In the 2019 financial year dividends totalled 46c a share or $162m and in the first half were 13c a share.
The company is doing all the right things, taking short-term debt off the books, meaning no payments are due until 2022, and in Seek-style putting the money into growing the business.
Still the punters want their dividends.
PwC powers ahead
PwC has underlined the trend of the big four accounting firms, reporting revenues at near record levels of $2.6bn for the last financial year.
In interviews in recent weeks both EY and KPMG also reported business was better than feared when COVID-19 hit.
PwC suffered a 4 per cent fall in consulting revenues in the year but assurance grew by 6 per cent, which while at the low end of recent year’s growth was enough to keep the 2020 financial year flat compared to 2019.

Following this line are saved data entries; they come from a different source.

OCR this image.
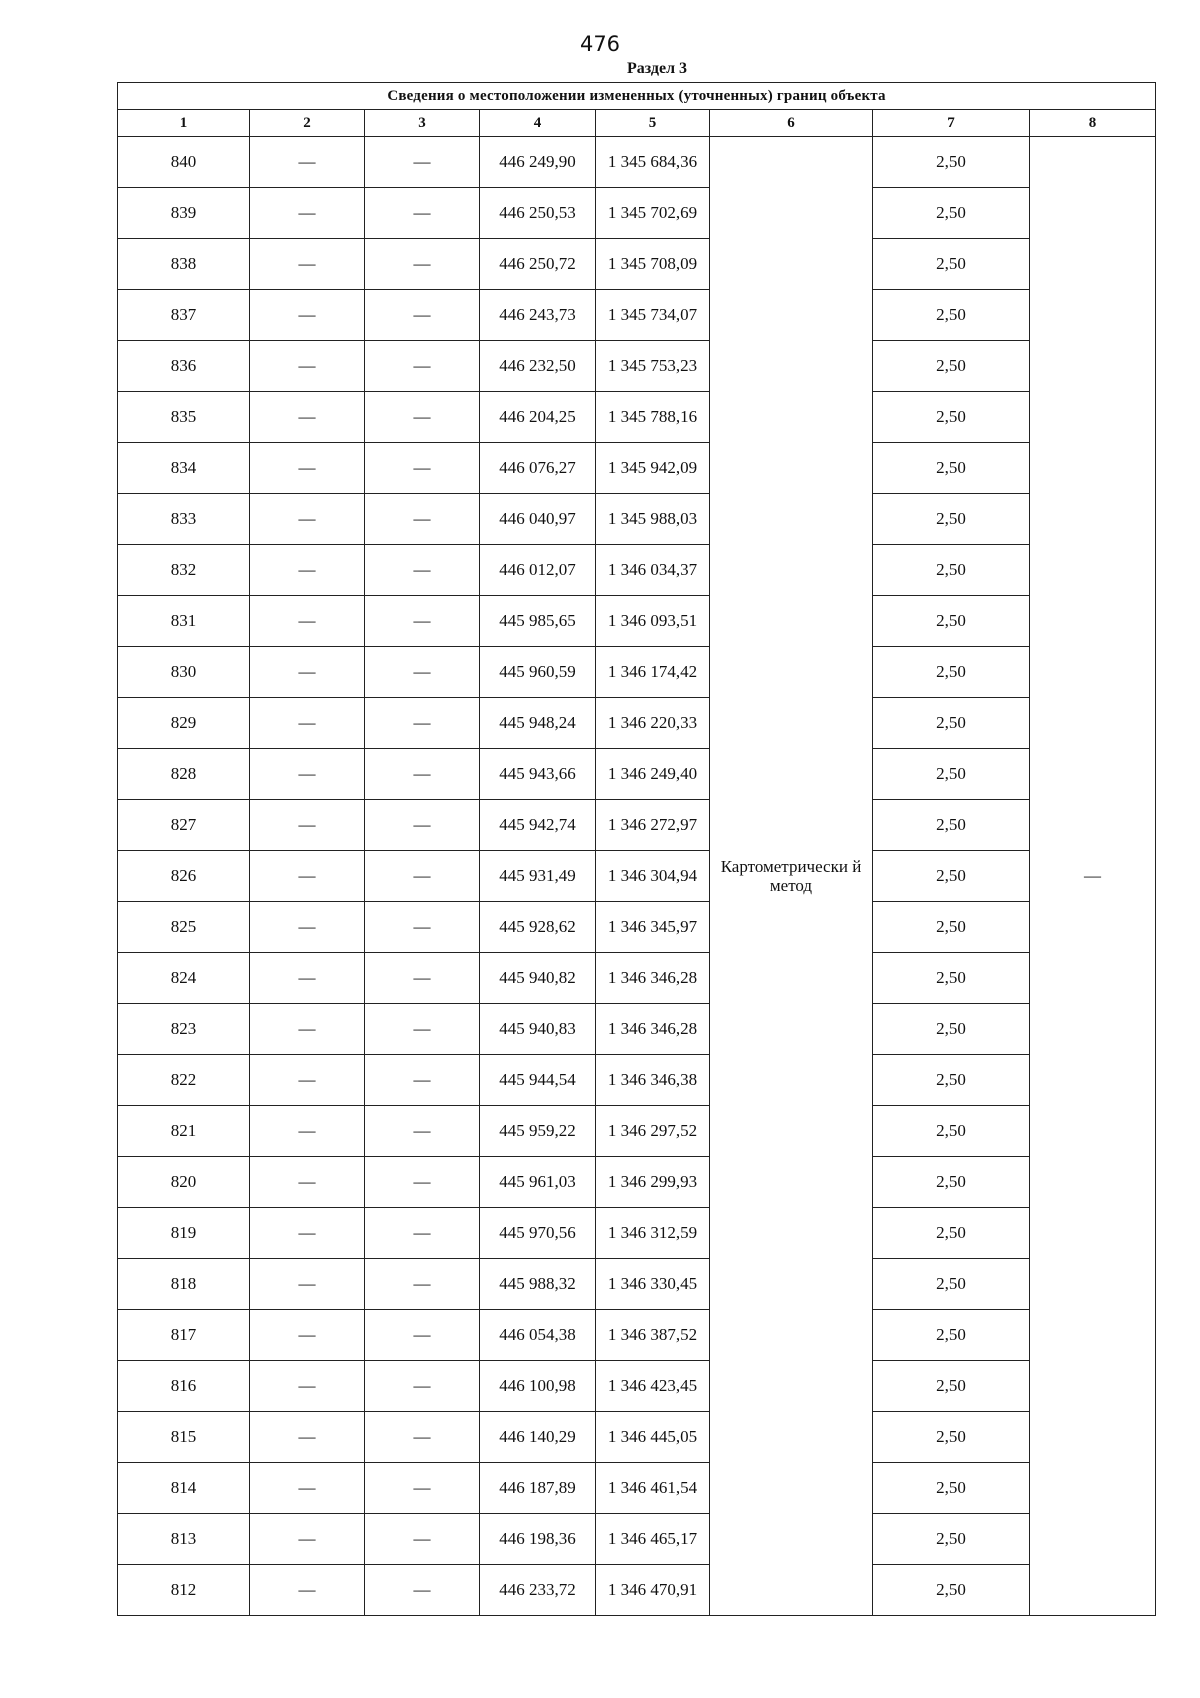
476
Раздел 3
Сведения о местоположении измененных (уточненных) границ объекта							
1	2	3	4	5	6	7	8
840	—	—	446 249,90	1 345 684,36	Картометрически й метод	2,50	—
839	—	—	446 250,53	1 345 702,69		2,50	
838	—	—	446 250,72	1 345 708,09		2,50	
837	—	—	446 243,73	1 345 734,07		2,50	
836	—	—	446 232,50	1 345 753,23		2,50	
835	—	—	446 204,25	1 345 788,16		2,50	
834	—	—	446 076,27	1 345 942,09		2,50	
833	—	—	446 040,97	1 345 988,03		2,50	
832	—	—	446 012,07	1 346 034,37		2,50	
831	—	—	445 985,65	1 346 093,51		2,50	
830	—	—	445 960,59	1 346 174,42		2,50	
829	—	—	445 948,24	1 346 220,33		2,50	
828	—	—	445 943,66	1 346 249,40		2,50	
827	—	—	445 942,74	1 346 272,97		2,50	
826	—	—	445 931,49	1 346 304,94		2,50	
825	—	—	445 928,62	1 346 345,97		2,50	
824	—	—	445 940,82	1 346 346,28		2,50	
823	—	—	445 940,83	1 346 346,28		2,50	
822	—	—	445 944,54	1 346 346,38		2,50	
821	—	—	445 959,22	1 346 297,52		2,50	
820	—	—	445 961,03	1 346 299,93		2,50	
819	—	—	445 970,56	1 346 312,59		2,50	
818	—	—	445 988,32	1 346 330,45		2,50	
817	—	—	446 054,38	1 346 387,52		2,50	
816	—	—	446 100,98	1 346 423,45		2,50	
815	—	—	446 140,29	1 346 445,05		2,50	
814	—	—	446 187,89	1 346 461,54		2,50	
813	—	—	446 198,36	1 346 465,17		2,50	
812	—	—	446 233,72	1 346 470,91		2,50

EY and KPMG both partially repaid staff for income dropped due to lower working hours after the firms took a gloomier view of the outlook than panned out.
Victorian Premier Dan Andrews has left gaping holes in the national supply chain through his targeted industry closure, with confusion over the status of key suppliers like steel fabricators and some parts of the country’s only PVC producer, Qenos, in doubt.